After my aunt passed, I started questioning everything. I questioned God. I viewed Him as unfair or simply not real. Prayer was a joke to me. I started feeling hatred toward Christians, too. I looked at Christians as disingenuous for believing in something they can’t see. Their lives of purity, perfection and “love” just didn’t seem real. And I remember feeling this odd form of depression. A dark, lingering feeling of despair that mocked any form of light and love that tried to enter in.
But I was ashamed to talk about it. I felt like talking about it would only make my doubt feel more set in stone. More official.
The Lord did something.
One day, completely out of the blue, two of my high school friends who I hadn’t seen in years contacted me. The three of us hung out one afternoon on my college’s campus. It was random and beautiful and clearly orchestrated by someone greater.

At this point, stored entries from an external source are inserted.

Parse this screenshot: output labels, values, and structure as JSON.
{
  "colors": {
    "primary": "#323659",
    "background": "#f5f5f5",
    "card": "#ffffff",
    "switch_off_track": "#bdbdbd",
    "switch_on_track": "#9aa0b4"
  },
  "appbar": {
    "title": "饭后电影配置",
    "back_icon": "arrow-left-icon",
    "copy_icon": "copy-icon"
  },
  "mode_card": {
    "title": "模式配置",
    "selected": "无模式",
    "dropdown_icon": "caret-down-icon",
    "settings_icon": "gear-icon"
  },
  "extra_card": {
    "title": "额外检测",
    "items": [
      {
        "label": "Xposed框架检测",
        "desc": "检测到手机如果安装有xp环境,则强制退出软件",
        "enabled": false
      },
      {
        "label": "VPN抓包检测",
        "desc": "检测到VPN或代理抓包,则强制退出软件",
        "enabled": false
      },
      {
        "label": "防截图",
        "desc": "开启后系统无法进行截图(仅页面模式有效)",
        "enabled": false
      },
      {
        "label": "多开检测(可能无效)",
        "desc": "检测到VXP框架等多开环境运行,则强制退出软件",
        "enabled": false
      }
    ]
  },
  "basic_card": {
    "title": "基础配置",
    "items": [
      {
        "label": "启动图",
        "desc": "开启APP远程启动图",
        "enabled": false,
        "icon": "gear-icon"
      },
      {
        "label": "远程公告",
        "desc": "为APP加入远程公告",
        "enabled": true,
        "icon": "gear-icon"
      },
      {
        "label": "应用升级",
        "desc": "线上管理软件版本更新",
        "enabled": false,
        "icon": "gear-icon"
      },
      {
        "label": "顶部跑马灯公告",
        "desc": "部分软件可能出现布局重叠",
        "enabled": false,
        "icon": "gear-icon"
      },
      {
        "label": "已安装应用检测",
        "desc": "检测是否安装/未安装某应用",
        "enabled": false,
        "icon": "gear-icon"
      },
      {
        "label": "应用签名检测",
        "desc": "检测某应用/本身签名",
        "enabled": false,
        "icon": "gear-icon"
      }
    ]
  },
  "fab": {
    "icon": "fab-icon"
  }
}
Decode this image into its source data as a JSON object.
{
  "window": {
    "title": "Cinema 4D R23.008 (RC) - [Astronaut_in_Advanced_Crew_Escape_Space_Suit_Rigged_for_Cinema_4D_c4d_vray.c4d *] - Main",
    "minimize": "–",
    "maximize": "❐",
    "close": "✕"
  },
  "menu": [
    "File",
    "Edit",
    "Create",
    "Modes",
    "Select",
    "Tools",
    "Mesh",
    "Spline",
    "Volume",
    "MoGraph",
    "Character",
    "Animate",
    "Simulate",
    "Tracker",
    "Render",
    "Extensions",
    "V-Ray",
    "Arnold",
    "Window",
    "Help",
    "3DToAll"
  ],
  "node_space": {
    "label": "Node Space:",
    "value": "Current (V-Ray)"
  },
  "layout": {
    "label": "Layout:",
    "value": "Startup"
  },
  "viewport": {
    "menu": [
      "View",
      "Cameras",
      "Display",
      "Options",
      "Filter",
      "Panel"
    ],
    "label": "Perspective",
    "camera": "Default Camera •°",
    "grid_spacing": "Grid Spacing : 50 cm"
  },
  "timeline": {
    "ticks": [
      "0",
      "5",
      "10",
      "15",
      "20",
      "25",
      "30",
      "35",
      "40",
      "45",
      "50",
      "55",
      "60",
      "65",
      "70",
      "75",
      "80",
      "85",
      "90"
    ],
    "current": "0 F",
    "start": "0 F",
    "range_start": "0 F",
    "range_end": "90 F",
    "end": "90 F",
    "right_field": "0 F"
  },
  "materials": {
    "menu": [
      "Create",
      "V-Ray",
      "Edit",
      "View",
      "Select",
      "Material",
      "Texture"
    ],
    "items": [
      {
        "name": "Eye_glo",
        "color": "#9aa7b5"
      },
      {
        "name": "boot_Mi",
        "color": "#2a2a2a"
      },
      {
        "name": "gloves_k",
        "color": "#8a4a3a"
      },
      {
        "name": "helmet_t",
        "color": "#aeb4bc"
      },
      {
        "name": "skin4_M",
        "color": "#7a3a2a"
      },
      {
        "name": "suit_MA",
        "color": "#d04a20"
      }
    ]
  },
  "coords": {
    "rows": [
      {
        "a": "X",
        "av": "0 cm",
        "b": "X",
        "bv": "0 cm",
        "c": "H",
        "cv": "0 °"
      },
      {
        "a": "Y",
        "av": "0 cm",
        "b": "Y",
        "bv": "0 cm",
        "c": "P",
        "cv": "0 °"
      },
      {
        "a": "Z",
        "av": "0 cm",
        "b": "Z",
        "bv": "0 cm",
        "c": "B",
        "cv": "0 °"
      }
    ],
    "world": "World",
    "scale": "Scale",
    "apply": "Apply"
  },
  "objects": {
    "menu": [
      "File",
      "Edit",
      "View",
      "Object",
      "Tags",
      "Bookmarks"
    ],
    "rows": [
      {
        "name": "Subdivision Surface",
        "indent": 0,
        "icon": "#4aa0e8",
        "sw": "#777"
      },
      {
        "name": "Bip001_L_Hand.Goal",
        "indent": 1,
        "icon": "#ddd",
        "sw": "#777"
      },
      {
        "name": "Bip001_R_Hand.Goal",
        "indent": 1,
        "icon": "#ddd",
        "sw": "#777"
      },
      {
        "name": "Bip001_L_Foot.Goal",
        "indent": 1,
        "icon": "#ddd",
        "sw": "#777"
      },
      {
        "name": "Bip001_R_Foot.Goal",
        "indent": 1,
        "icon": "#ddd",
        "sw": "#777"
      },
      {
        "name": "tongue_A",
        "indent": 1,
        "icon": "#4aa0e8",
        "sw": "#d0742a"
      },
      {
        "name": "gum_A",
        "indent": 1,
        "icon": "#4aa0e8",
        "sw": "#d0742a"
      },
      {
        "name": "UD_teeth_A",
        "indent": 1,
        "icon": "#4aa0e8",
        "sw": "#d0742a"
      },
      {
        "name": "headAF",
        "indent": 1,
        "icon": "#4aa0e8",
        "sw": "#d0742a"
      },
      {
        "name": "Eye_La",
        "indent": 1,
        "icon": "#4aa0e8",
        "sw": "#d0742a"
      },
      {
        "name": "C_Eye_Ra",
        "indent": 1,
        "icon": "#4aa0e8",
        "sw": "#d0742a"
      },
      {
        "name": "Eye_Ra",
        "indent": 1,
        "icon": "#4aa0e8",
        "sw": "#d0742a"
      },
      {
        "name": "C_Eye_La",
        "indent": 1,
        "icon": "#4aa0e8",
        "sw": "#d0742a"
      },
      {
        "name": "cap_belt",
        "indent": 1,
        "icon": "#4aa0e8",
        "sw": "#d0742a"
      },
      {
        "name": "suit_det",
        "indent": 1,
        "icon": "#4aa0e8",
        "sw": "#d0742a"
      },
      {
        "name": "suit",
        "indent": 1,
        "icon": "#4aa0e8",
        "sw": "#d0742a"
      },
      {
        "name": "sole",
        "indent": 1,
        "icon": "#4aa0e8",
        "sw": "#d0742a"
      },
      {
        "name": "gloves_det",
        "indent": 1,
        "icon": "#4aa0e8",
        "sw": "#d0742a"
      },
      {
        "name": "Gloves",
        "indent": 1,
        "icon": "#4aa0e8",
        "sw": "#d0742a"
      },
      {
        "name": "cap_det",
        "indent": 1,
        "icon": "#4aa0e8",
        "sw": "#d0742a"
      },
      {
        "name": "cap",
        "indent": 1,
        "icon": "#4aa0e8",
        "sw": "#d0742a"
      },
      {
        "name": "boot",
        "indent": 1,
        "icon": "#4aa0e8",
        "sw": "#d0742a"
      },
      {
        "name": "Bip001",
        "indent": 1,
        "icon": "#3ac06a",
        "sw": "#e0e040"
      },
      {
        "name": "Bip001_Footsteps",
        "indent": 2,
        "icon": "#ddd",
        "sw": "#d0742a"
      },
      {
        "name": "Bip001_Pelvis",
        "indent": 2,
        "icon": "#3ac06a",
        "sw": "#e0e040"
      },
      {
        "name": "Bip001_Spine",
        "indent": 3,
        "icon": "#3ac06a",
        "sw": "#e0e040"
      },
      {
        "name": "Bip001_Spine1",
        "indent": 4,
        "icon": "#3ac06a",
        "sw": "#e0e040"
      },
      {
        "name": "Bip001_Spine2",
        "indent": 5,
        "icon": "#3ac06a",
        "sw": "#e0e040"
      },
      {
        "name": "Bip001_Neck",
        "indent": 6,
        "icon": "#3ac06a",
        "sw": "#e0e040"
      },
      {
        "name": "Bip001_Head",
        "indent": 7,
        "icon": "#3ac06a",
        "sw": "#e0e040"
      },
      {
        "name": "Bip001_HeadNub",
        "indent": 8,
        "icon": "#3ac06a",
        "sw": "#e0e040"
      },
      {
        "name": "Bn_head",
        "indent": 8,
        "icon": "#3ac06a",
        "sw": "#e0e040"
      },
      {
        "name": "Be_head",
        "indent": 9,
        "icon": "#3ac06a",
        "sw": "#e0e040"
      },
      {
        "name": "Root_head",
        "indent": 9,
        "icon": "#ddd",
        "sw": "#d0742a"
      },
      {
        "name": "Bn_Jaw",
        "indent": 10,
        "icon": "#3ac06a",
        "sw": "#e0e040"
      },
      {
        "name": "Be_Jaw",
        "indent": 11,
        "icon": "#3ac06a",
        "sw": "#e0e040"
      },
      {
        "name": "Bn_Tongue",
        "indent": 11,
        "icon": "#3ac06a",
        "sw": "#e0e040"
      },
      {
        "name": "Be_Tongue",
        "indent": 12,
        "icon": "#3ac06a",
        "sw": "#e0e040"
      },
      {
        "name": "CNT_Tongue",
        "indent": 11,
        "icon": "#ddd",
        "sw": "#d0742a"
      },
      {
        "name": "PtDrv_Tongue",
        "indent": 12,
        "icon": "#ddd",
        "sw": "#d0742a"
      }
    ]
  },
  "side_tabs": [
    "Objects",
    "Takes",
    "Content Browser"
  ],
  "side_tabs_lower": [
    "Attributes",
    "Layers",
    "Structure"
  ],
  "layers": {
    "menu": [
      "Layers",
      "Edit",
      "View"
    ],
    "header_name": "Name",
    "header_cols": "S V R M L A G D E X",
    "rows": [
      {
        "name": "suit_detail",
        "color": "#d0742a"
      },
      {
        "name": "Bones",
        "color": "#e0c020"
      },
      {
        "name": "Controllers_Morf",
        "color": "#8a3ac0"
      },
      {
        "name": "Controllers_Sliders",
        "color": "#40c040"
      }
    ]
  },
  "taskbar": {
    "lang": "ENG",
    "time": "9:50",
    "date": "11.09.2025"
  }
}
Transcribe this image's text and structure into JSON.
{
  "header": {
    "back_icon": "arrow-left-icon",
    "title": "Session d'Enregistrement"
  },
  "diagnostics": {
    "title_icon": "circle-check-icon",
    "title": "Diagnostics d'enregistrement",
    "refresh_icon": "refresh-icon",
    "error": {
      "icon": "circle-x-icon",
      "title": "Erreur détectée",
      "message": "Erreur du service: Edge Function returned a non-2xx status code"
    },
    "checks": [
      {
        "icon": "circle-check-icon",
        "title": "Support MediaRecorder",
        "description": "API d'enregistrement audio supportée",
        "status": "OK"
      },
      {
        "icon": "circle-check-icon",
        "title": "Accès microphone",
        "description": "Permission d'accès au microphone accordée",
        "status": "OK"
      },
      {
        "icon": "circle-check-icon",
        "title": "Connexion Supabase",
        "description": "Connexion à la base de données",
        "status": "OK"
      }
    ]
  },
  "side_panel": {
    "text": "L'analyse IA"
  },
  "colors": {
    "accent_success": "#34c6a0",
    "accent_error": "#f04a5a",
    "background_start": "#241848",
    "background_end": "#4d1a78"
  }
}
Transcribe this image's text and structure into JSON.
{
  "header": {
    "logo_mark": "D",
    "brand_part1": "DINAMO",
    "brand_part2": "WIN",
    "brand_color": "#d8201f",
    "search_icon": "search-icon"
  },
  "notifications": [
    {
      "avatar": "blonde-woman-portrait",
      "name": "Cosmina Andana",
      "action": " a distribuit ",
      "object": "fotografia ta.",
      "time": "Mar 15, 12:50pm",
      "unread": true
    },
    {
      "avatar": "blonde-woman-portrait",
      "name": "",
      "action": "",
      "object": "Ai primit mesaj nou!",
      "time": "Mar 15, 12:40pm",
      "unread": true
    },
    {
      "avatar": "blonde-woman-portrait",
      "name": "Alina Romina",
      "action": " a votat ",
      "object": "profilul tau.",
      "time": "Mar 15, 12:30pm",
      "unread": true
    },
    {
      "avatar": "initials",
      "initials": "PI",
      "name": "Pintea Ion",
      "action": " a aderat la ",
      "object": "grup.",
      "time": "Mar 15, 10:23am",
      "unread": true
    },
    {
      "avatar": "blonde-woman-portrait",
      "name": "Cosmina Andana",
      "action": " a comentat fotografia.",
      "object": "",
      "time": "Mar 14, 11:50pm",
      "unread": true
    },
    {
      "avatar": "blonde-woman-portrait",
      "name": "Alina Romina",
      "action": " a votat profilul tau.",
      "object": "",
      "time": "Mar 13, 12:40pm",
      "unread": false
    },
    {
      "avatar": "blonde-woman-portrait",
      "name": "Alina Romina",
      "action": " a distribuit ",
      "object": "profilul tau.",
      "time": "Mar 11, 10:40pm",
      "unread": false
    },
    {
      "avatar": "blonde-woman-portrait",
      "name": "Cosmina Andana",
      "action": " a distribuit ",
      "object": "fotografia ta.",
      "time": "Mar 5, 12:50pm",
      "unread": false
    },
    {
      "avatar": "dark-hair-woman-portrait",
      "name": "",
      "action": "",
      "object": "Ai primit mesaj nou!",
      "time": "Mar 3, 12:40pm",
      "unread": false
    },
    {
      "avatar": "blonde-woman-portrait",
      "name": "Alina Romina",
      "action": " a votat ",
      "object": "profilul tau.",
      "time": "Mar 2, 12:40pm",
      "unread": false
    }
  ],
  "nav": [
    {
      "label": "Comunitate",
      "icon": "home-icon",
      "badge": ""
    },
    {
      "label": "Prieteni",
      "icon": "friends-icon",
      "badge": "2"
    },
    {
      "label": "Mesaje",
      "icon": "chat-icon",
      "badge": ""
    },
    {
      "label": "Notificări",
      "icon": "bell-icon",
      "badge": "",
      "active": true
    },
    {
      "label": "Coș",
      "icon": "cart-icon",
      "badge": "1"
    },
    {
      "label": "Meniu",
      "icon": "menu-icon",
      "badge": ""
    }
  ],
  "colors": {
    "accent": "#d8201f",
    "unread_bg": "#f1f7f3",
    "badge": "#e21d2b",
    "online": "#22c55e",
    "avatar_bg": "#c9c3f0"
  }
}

For whatever reason, I told them I was struggling with my faith. That I didn’t believe in God anymore. Why would I tell them that? I hadn’t seen them in four years and I hadn’t told anybody that I was having a tough time. But I told these two girls, who appeared to be two of the purest, kindest people on earth. Was I crazy?
I will never forget what one of them said: “We’re not called to live on the mountaintop. We’re called to live in the valley.”
It was the first time I told others I was struggling, and they told me that, yes, struggling is normal. Others doubt, too.
I didn’t expect that.
Another time during that year, I went to a friend’s house who I also hadn’t seen in a while. She had a poem called “From Blossoms” by Li-Young Lee on her fridge. I had studied it in my humanities class my freshman year of college, but I had forgotten about it. If you’re not familiar with it, read it here.
I felt so encouraged by this poem. The image of holding fruit in your hands, adoring the beauty and joy that comes along with eating something so real and true. Appreciating every part of the fruit, not simply the taste, but the shade and where it came from. Rejoicing in all that it is. Those are the days where death doesn’t have the last word. That poem pairs so naturally with Psalm 34:8: “Taste and see that the LORD is good.”
Through that poem, the Lord clearly said something to me those four years ago. Taste and see the fullness of the glory of God.
The goodness of God brings life, even in times of darkness.
There are still things about the Lord I get confused about, that I question. But since that time of doubt four years ago, God has given me hope in the unseen.
I still sometimes feel like Christians are hard for me to relate to because from the outside it feels like no one else struggles with doubt and confusion. But the more I’m honest about my doubt and my lack of faith at times, the more I find that I’m not alone.